Sequestro da 300 mila euro a Francesco Laganà, cassiere del clan di Mangialupi a Messina coinvolto nell'operazione Dominio

Ammonta a 300 mila euro il valore dei beni sequestrati a Francesco Laganà, considerato il cassiere del potente clan mafioso del rione Mangialupi. Coinvolto nell‘operazione Dominio e poi processato, è considerato organico al gruppo dal 2013 ed avrebbe mantenuto inalterati i suoi rapporti criminali per lungo tempo.

I controlli economico-patrimoniali, estesi a tutto il nucleo familiare, hanno evidenziato la disponibilità di beni in misura sproporzionata rispetto ai redditi dichiarati, oltre alla provenienza di parte degli stessi quale provento e reimpiego dei delitti contestati nei diversi gradi di giudizio. I beni sequestrati sono una unità immobiliare a Messina, un’auto, conti correnti e libretti di deposito a risparmio.

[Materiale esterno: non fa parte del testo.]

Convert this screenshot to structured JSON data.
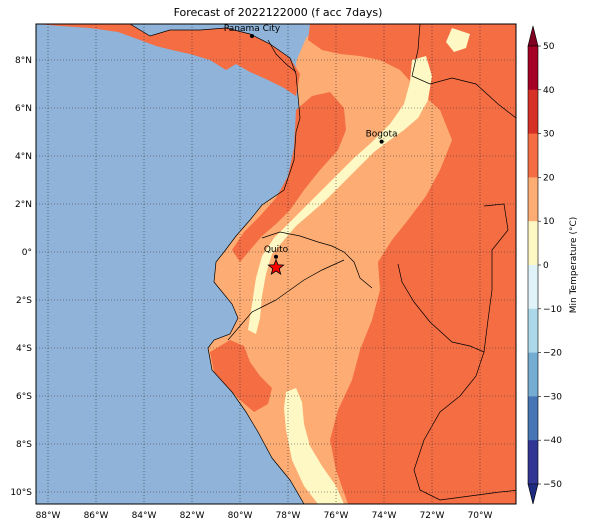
{
  "title": "Forecast of 2022122000 (f acc 7days)",
  "colors": {
    "ocean": "#8fb3d9",
    "band_0_10": "#fef8c4",
    "band_10_20": "#fdad73",
    "band_20_30": "#f46d43",
    "band_30_40": "#d73027",
    "land_outline": "#000000",
    "grid": "#333333",
    "marker_fill": "#ff0000"
  },
  "map": {
    "lon_range": [
      -88.5,
      -68.5
    ],
    "lat_range": [
      -10.5,
      9.5
    ],
    "lon_ticks": [
      "88°W",
      "86°W",
      "84°W",
      "82°W",
      "80°W",
      "78°W",
      "76°W",
      "74°W",
      "72°W",
      "70°W"
    ],
    "lat_ticks": [
      "8°N",
      "6°N",
      "4°N",
      "2°N",
      "0°",
      "2°S",
      "4°S",
      "6°S",
      "8°S",
      "10°S"
    ],
    "cities": [
      {
        "name": "Panama City",
        "lon": -79.5,
        "lat": 9.0
      },
      {
        "name": "Bogota",
        "lon": -74.1,
        "lat": 4.6
      },
      {
        "name": "Quito",
        "lon": -78.5,
        "lat": -0.2
      }
    ],
    "marker": {
      "icon": "star-icon",
      "lon": -78.5,
      "lat": -0.65
    }
  },
  "colorbar": {
    "label": "Min Temperature (°C)",
    "ticks": [
      "50",
      "40",
      "30",
      "20",
      "10",
      "0",
      "−10",
      "−20",
      "−30",
      "−40",
      "−50"
    ],
    "levels": [
      {
        "from": 40,
        "to": 50,
        "color": "#a50026"
      },
      {
        "from": 30,
        "to": 40,
        "color": "#d73027"
      },
      {
        "from": 20,
        "to": 30,
        "color": "#f46d43"
      },
      {
        "from": 10,
        "to": 20,
        "color": "#fdad73"
      },
      {
        "from": 0,
        "to": 10,
        "color": "#fef8c4"
      },
      {
        "from": -10,
        "to": 0,
        "color": "#e0f3f8"
      },
      {
        "from": -20,
        "to": -10,
        "color": "#abd9e9"
      },
      {
        "from": -30,
        "to": -20,
        "color": "#74add1"
      },
      {
        "from": -40,
        "to": -30,
        "color": "#4575b4"
      },
      {
        "from": -50,
        "to": -40,
        "color": "#313695"
      }
    ],
    "extend_max_color": "#800020",
    "extend_min_color": "#1d2a80"
  }
}
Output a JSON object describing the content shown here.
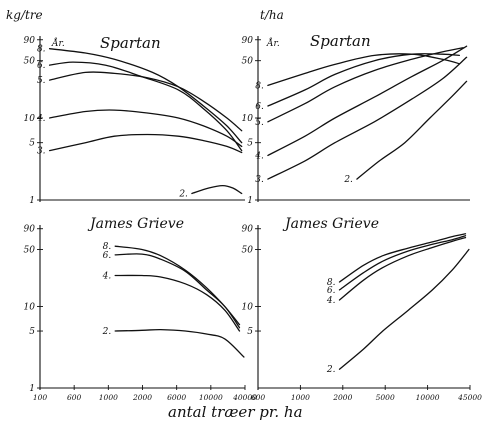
{
  "chart_data": [
    {
      "type": "line",
      "title": "Spartan",
      "unit_label": "kg/tre",
      "age_label": "År.",
      "y_scale": "log",
      "x_scale": "log",
      "ylim": [
        1,
        100
      ],
      "xlim": [
        400,
        5000
      ],
      "yticks": [
        "90",
        "50",
        "10",
        "5",
        "1"
      ],
      "series": [
        {
          "name": "8.",
          "x": [
            450,
            700,
            1000,
            1600,
            2200,
            3000,
            4000,
            4800
          ],
          "values": [
            70,
            62,
            52,
            36,
            24,
            14,
            8,
            5
          ]
        },
        {
          "name": "6.",
          "x": [
            450,
            600,
            900,
            1400,
            2200,
            3000,
            4000,
            4800
          ],
          "values": [
            44,
            48,
            44,
            32,
            22,
            13,
            7,
            4
          ]
        },
        {
          "name": "5.",
          "x": [
            450,
            700,
            1000,
            1500,
            2200,
            3000,
            4000,
            4800
          ],
          "values": [
            29,
            36,
            35,
            31,
            24,
            16,
            10,
            7
          ]
        },
        {
          "name": "4.",
          "x": [
            450,
            700,
            1000,
            1500,
            2200,
            3000,
            4000,
            4800
          ],
          "values": [
            10,
            12,
            12.5,
            11.5,
            10,
            8,
            6,
            4.5
          ]
        },
        {
          "name": "3.",
          "x": [
            450,
            700,
            1000,
            1500,
            2200,
            3000,
            4000,
            4800
          ],
          "values": [
            4,
            5,
            6,
            6.3,
            6,
            5.3,
            4.5,
            3.8
          ]
        },
        {
          "name": "2.",
          "x": [
            2600,
            3200,
            3800,
            4300,
            4800
          ],
          "values": [
            1.2,
            1.4,
            1.5,
            1.4,
            1.2
          ]
        }
      ]
    },
    {
      "type": "line",
      "title": "Spartan",
      "unit_label": "t/ha",
      "age_label": "År.",
      "y_scale": "log",
      "x_scale": "log",
      "ylim": [
        1,
        100
      ],
      "xlim": [
        400,
        5000
      ],
      "yticks": [
        "90",
        "50",
        "10",
        "5",
        "1"
      ],
      "series": [
        {
          "name": "8.",
          "x": [
            450,
            700,
            1000,
            1600,
            2500,
            3600,
            4400
          ],
          "values": [
            25,
            35,
            45,
            58,
            60,
            52,
            46
          ]
        },
        {
          "name": "6.",
          "x": [
            450,
            700,
            1000,
            1600,
            2500,
            3600,
            4400
          ],
          "values": [
            14,
            22,
            34,
            50,
            60,
            60,
            58
          ]
        },
        {
          "name": "5.",
          "x": [
            450,
            700,
            1000,
            1600,
            2500,
            3600,
            4600
          ],
          "values": [
            9,
            15,
            24,
            38,
            52,
            64,
            72
          ]
        },
        {
          "name": "4.",
          "x": [
            450,
            700,
            1000,
            1600,
            2500,
            3600,
            4800
          ],
          "values": [
            3.5,
            6,
            10,
            18,
            32,
            50,
            75
          ]
        },
        {
          "name": "3.",
          "x": [
            450,
            700,
            1000,
            1600,
            2500,
            3600,
            4800
          ],
          "values": [
            1.8,
            3,
            5,
            9,
            17,
            30,
            55
          ]
        },
        {
          "name": "2.",
          "x": [
            1300,
            1700,
            2300,
            3100,
            4000,
            4800
          ],
          "values": [
            1.8,
            3,
            5,
            10,
            18,
            28
          ]
        }
      ]
    },
    {
      "type": "line",
      "title": "James Grieve",
      "unit_label": "",
      "y_scale": "log",
      "x_scale": "log",
      "ylim": [
        1,
        100
      ],
      "xlim": [
        100,
        5000
      ],
      "xticks": [
        "100",
        "600",
        "1000",
        "2000",
        "6000",
        "10000",
        "40000"
      ],
      "yticks": [
        "90",
        "50",
        "10",
        "5",
        "1"
      ],
      "xlabel": "antal træer pr. ha",
      "series": [
        {
          "name": "8.",
          "x": [
            420,
            700,
            1000,
            1600,
            2400,
            3400,
            4500
          ],
          "values": [
            55,
            50,
            42,
            28,
            17,
            10,
            6
          ]
        },
        {
          "name": "6.",
          "x": [
            420,
            700,
            1000,
            1600,
            2400,
            3400,
            4500
          ],
          "values": [
            43,
            44,
            38,
            27,
            16,
            10,
            5.5
          ]
        },
        {
          "name": "4.",
          "x": [
            420,
            700,
            1000,
            1600,
            2400,
            3400,
            4500
          ],
          "values": [
            24,
            24,
            23,
            19,
            14,
            9,
            5
          ]
        },
        {
          "name": "2.",
          "x": [
            420,
            700,
            1000,
            1600,
            2400,
            3400,
            4900
          ],
          "values": [
            5,
            5.1,
            5.2,
            5,
            4.6,
            4,
            2.4
          ]
        }
      ]
    },
    {
      "type": "line",
      "title": "James Grieve",
      "unit_label": "",
      "y_scale": "log",
      "x_scale": "log",
      "ylim": [
        1,
        100
      ],
      "xlim": [
        100,
        5000
      ],
      "xticks": [
        "600",
        "1000",
        "2000",
        "5000",
        "10000",
        "45000"
      ],
      "yticks": [
        "90",
        "50",
        "10",
        "5"
      ],
      "series": [
        {
          "name": "8.",
          "x": [
            450,
            700,
            1000,
            1600,
            2500,
            3600,
            4600
          ],
          "values": [
            20,
            32,
            42,
            52,
            62,
            72,
            78
          ]
        },
        {
          "name": "6.",
          "x": [
            450,
            700,
            1000,
            1600,
            2500,
            3600,
            4600
          ],
          "values": [
            16,
            26,
            36,
            48,
            58,
            66,
            74
          ]
        },
        {
          "name": "4.",
          "x": [
            450,
            700,
            1000,
            1600,
            2500,
            3600,
            4600
          ],
          "values": [
            12,
            21,
            30,
            42,
            53,
            63,
            70
          ]
        },
        {
          "name": "2.",
          "x": [
            450,
            700,
            1000,
            1600,
            2500,
            3600,
            4900
          ],
          "values": [
            1.7,
            3,
            5,
            9,
            16,
            28,
            50
          ]
        }
      ]
    }
  ]
}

Formalmente assunto, prima nel distributore di carburante intestato alla moglie del capo clan e, poi, nel tabaccaio riferibile alla famiglia mafiosa, l’esponente mafioso era preposto al delicatissimo ruolo di cassiere, con disponibilità delle chiavi del locale dove le risorse in contanti erano custodite.

Il cassiere, oltre a essere il tenutario del “libro di cassa” contenente le indicazioni dei proventi del gioco d’azzardo e delle estorsioni, è stato custode delle somme di denaro contante per conto del clan. Basti pensare che militari sequestrarono, nel corso delle indagini, oltre 140 mila euro in un locale di cui aveva la disponibilità di accesso e ne custodiva le chiavi.

Il ‘cassiere’, poi, oltre a mantenere i contatti con il commercialista, al posto dei rappresentanti legali (teste di legno) delle attività commerciali del clan, era presente sempre in occasione di controlli e sequestri di macchinette videopoker illegali controllate dal sodalizio e posizionate nei vari locali situati a Messina. In particolare, nel 2014, in occasione di un controllo della finanza, fu incaricato dal capo clan di far scomparire “tutti i documenti dall’ufficio”.